A Word on Hellholes
As I got in the car yesterday to begin a very long drive home from Pike County, I learned of a letter Sen. Vincent Hughes had sent requesting that I apologize for using the term “hellholes” to describe Pennsylvania public schools in which there is a violent incident every 17 minutes, and for noting that students whose schools fail them are likely to end up in jail and/or on welfare. I’m told Sen. Hughes voiced similar sentiments on the Senate floor and on Twitter.
It was appropriate that this occurred on December 7th, because that happens to be the birthday of my late grandfather and namesake, Charles F. Mitchell, Sr., or as I called him, Pa. December 7th was an important date in that South Philadelphia boy’s life for another reason: Because of what happened on December 7, 1941, he ended up defending our country as part of what was then called the Army Air Force. Pa taught me that when a situation is terrible—as our nation’s was on Pearl Harbor Day—you call the situation what it is and respond accordingly. That’s what he did during the geopolitical crisis of World War II, and that’s what I did when I was apprised of the data on the educational crisis in Pennsylvania cities like the one in which Pa grew up.
Folks didn’t always like Pa’s way, and obviously Sen. Hughes didn’t like mine yesterday. I hope he’ll change his mind after reading my response, which shows that I actually borrowed the word “hellhole” from a student who was rescued from one of our violent, failing schools and that based on Sen. Hughes’ website, we actually have rather similar views on what happens to kids who don’t get a good education.
My colleague Pearre Dean and I hand delivered that response to the Senator’s office today, along with a box of our colleague Amy Grimm’s famous homemade chocolate candies for his staff. Here it is, with links to supporting documentation:
Dear Sen. Hughes:
Thank you for your letter of December 7. As a graduate of Pennsylvania’s public schools, I sincerely appreciate your interest in improving them, I welcome the opportunity to discuss the matter with you, and it seems to me we disagree a lot less than you think.
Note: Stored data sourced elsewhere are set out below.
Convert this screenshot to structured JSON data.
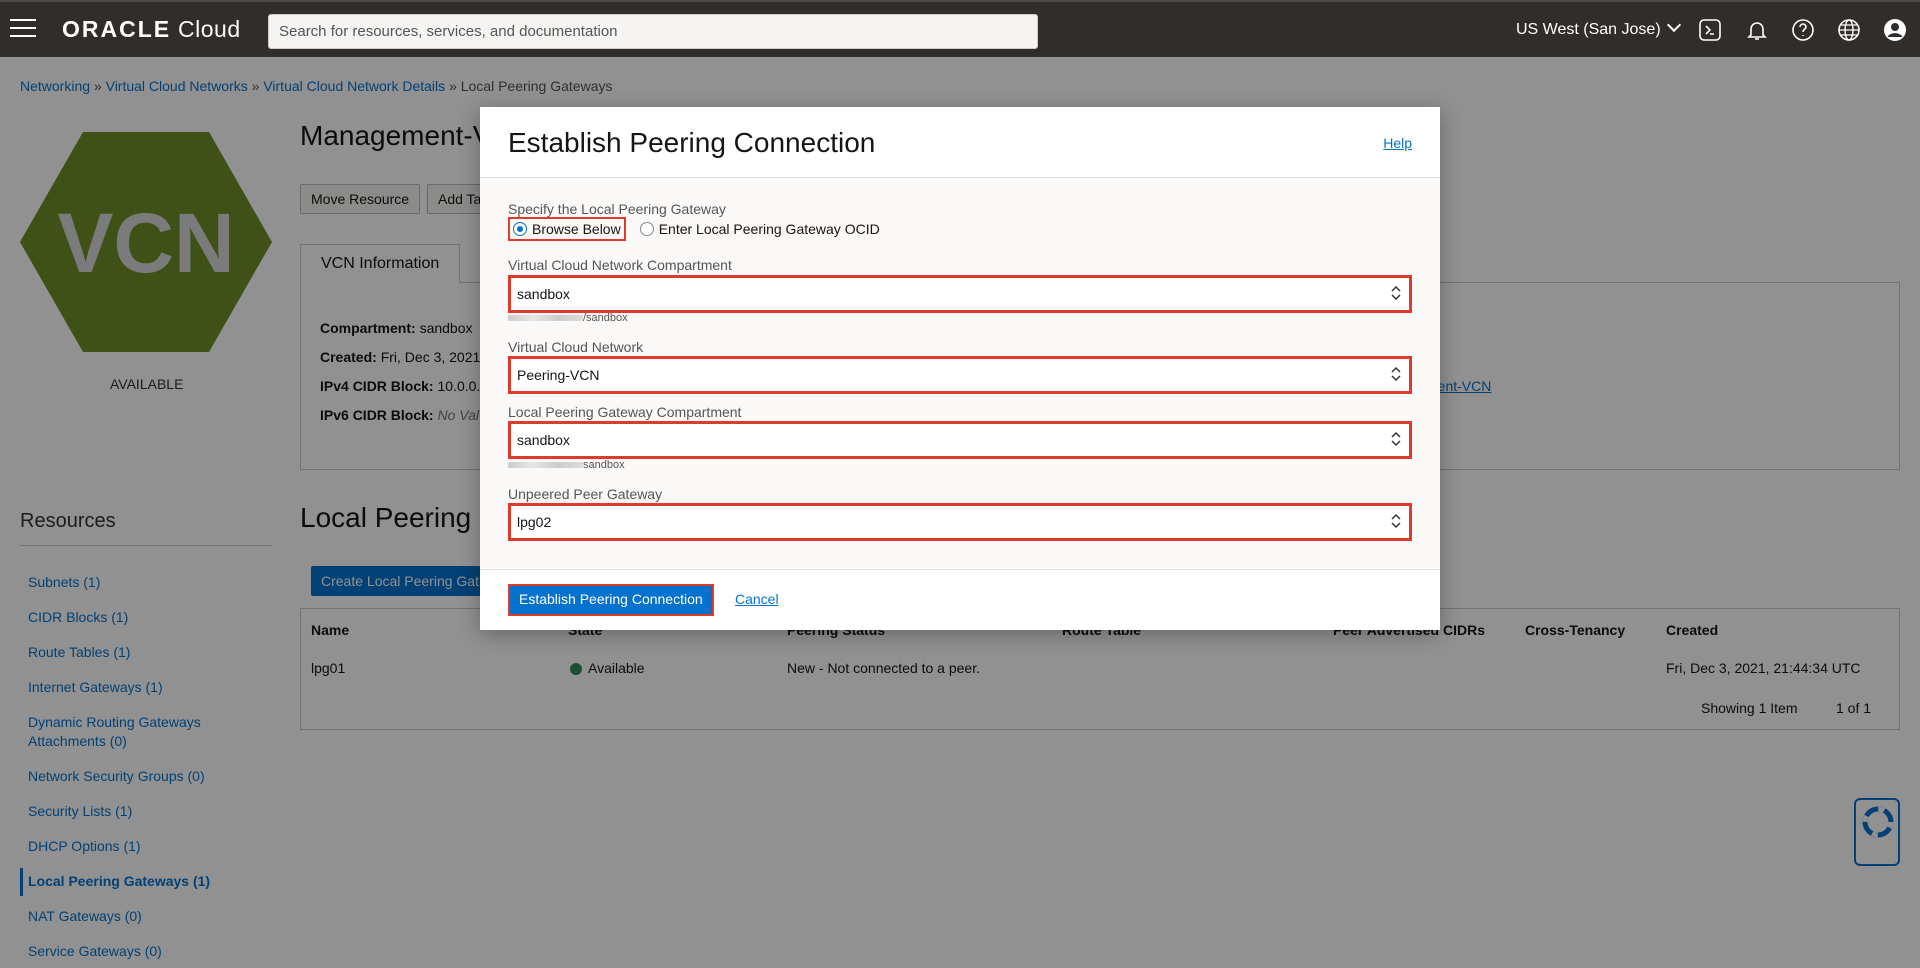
{
  "header": {
    "logo_brand": "ORACLE",
    "logo_product": "Cloud",
    "search_placeholder": "Search for resources, services, and documentation",
    "region": "US West (San Jose)"
  },
  "breadcrumb": {
    "items": [
      "Networking",
      "Virtual Cloud Networks",
      "Virtual Cloud Network Details"
    ],
    "current": "Local Peering Gateways",
    "separator": "»"
  },
  "vcn": {
    "icon_text": "VCN",
    "status": "AVAILABLE",
    "title": "Management-V",
    "buttons": [
      "Move Resource",
      "Add Ta"
    ],
    "tab": "VCN Information",
    "info": [
      {
        "label": "Compartment:",
        "value": "sandbox"
      },
      {
        "label": "Created:",
        "value": "Fri, Dec 3, 2021"
      },
      {
        "label": "IPv4 CIDR Block:",
        "value": "10.0.0."
      },
      {
        "label": "IPv6 CIDR Block:",
        "value": "No Val"
      }
    ],
    "link_fragment": "ment-VCN"
  },
  "resources": {
    "title": "Resources",
    "items": [
      "Subnets (1)",
      "CIDR Blocks (1)",
      "Route Tables (1)",
      "Internet Gateways (1)",
      "Dynamic Routing Gateways Attachments (0)",
      "Network Security Groups (0)",
      "Security Lists (1)",
      "DHCP Options (1)",
      "Local Peering Gateways (1)",
      "NAT Gateways (0)",
      "Service Gateways (0)"
    ]
  },
  "lpg": {
    "title": "Local Peering",
    "create_button": "Create Local Peering Gat",
    "columns": [
      "Name",
      "State",
      "Peering Status",
      "Route Table",
      "Peer Advertised CIDRs",
      "Cross-Tenancy",
      "Created"
    ],
    "rows": [
      {
        "name": "lpg01",
        "state": "Available",
        "peering": "New - Not connected to a peer.",
        "created": "Fri, Dec 3, 2021, 21:44:34 UTC"
      }
    ],
    "showing": "Showing 1 Item",
    "pager": "1 of 1"
  },
  "modal": {
    "title": "Establish Peering Connection",
    "help": "Help",
    "specify_label": "Specify the Local Peering Gateway",
    "radio_browse": "Browse Below",
    "radio_ocid": "Enter Local Peering Gateway OCID",
    "vcn_compartment_label": "Virtual Cloud Network Compartment",
    "vcn_compartment_value": "sandbox",
    "vcn_compartment_path": "/sandbox",
    "vcn_label": "Virtual Cloud Network",
    "vcn_value": "Peering-VCN",
    "lpg_compartment_label": "Local Peering Gateway Compartment",
    "lpg_compartment_value": "sandbox",
    "lpg_compartment_path": "sandbox",
    "peer_label": "Unpeered Peer Gateway",
    "peer_value": "lpg02",
    "submit": "Establish Peering Connection",
    "cancel": "Cancel"
  },
  "colors": {
    "accent": "#0572ce",
    "highlight": "#e03a2a",
    "topbar": "#312d2a",
    "vcn_green": "#6f8f2a"
  }
}
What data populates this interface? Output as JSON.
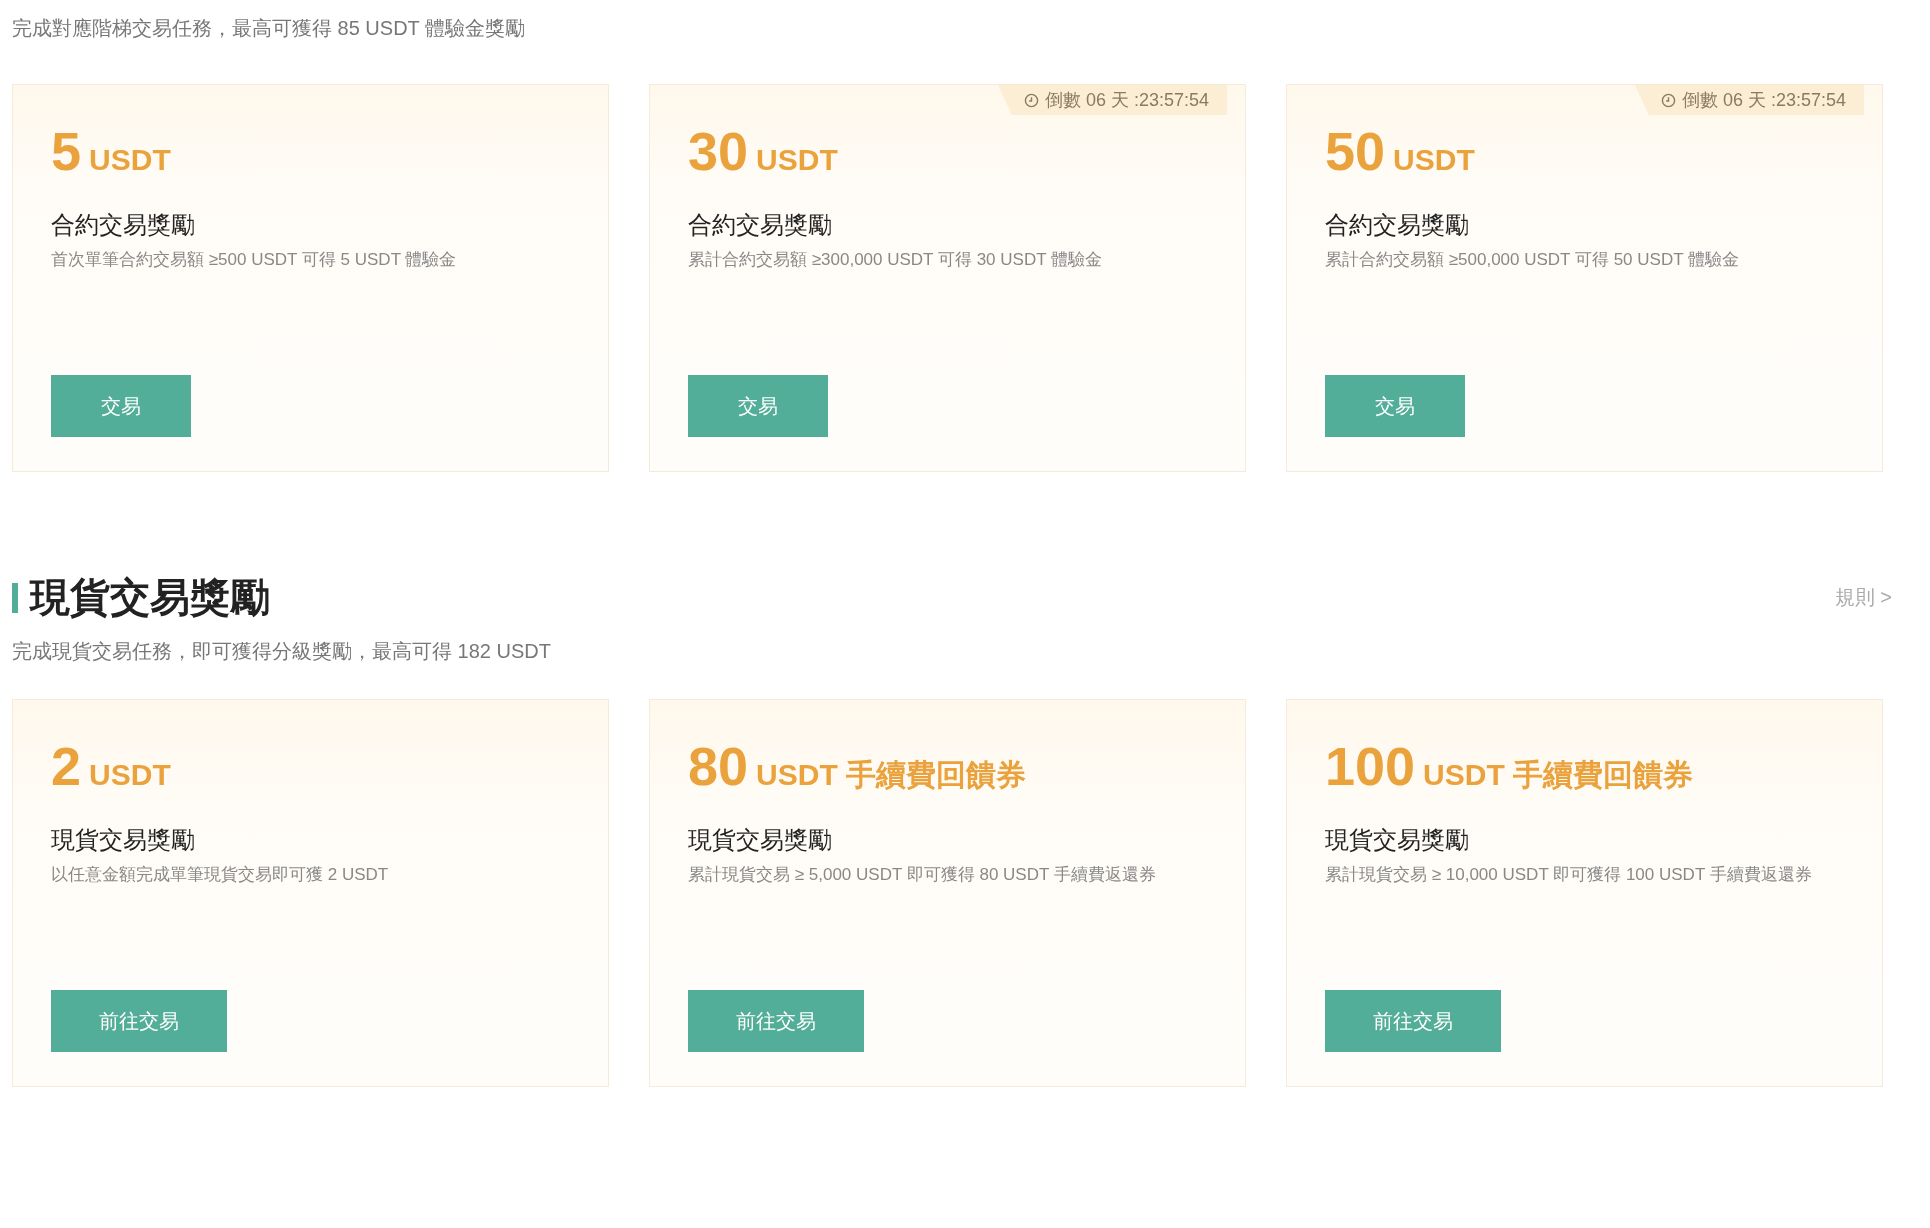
{
  "futures_section": {
    "subtitle": "完成對應階梯交易任務，最高可獲得 85 USDT 體驗金獎勵",
    "cards": [
      {
        "amount": "5",
        "unit": "USDT",
        "title": "合約交易獎勵",
        "description": "首次單筆合約交易額 ≥500 USDT 可得 5 USDT 體驗金",
        "button": "交易"
      },
      {
        "amount": "30",
        "unit": "USDT",
        "title": "合約交易獎勵",
        "description": "累計合約交易額 ≥300,000 USDT 可得 30 USDT 體驗金",
        "button": "交易",
        "countdown": "倒數 06 天 :23:57:54"
      },
      {
        "amount": "50",
        "unit": "USDT",
        "title": "合約交易獎勵",
        "description": "累計合約交易額 ≥500,000 USDT 可得 50 USDT 體驗金",
        "button": "交易",
        "countdown": "倒數 06 天 :23:57:54"
      }
    ]
  },
  "spot_section": {
    "heading": "現貨交易獎勵",
    "rules_link": "規則 >",
    "subtitle": "完成現貨交易任務，即可獲得分級獎勵，最高可得 182 USDT",
    "cards": [
      {
        "amount": "2",
        "unit": "USDT",
        "title": "現貨交易獎勵",
        "description": "以任意金額完成單筆現貨交易即可獲 2 USDT",
        "button": "前往交易"
      },
      {
        "amount": "80",
        "unit": "USDT 手續費回饋券",
        "title": "現貨交易獎勵",
        "description": "累計現貨交易 ≥ 5,000 USDT 即可獲得 80 USDT 手續費返還券",
        "button": "前往交易"
      },
      {
        "amount": "100",
        "unit": "USDT 手續費回饋券",
        "title": "現貨交易獎勵",
        "description": "累計現貨交易 ≥ 10,000 USDT 即可獲得 100 USDT 手續費返還券",
        "button": "前往交易"
      }
    ]
  }
}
Specifically, your letter asks me to apologize to students, teachers, and employees for using the term “hellholes” to describe schools in which a violent incident occurs every 17 minutes. To be honest, Senator, I borrowed that term from a student named Anthony Herbert who escaped from one of those schools. Here is what Anthony told us:
Walking through the hallway for the first time, I really felt sorry for myself because, man, I got stuck in this hellhole.
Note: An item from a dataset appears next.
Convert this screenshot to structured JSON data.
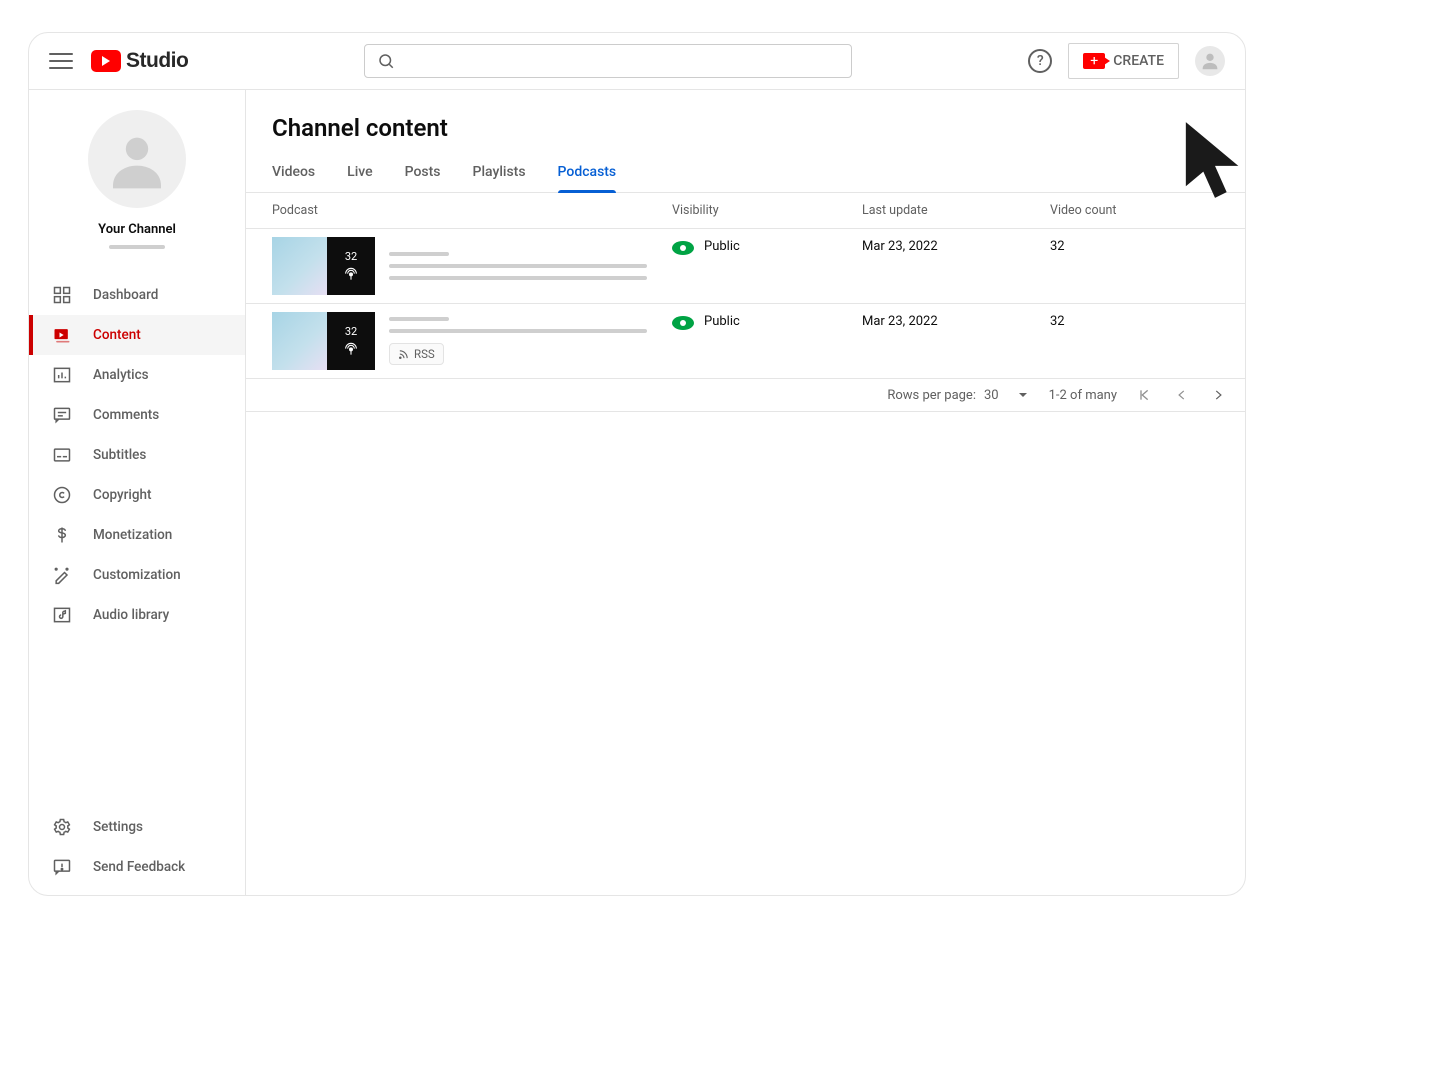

I’m walking through the hallways, trash cans and barrels are on fire, people are fighting and yelling, and there was really no order around. And it was just crazy. Teachers are telling students, “Get in the class, get in the class!” and she was completely ignored. The respect level was below zero. Security guards are grabbing people, throwing them in classrooms. Classrooms behind bars, which was really extraordinary.
With all due respect, Senator, I find it hard to disagree with Anthony’s choice of words. Moreover, I did not use his term to attack students or any other people who are trying to make the best of schools like the one he described. I used it to convince the adults who preside over the system in which those students are trapped, namely you and your colleagues, that it’s time we tried something different. The solutions of the last decade—more time and much more money—have clearly failed when a violent incident occurs every 17 minutes and less than 40 percent of students are proficient in math and reading.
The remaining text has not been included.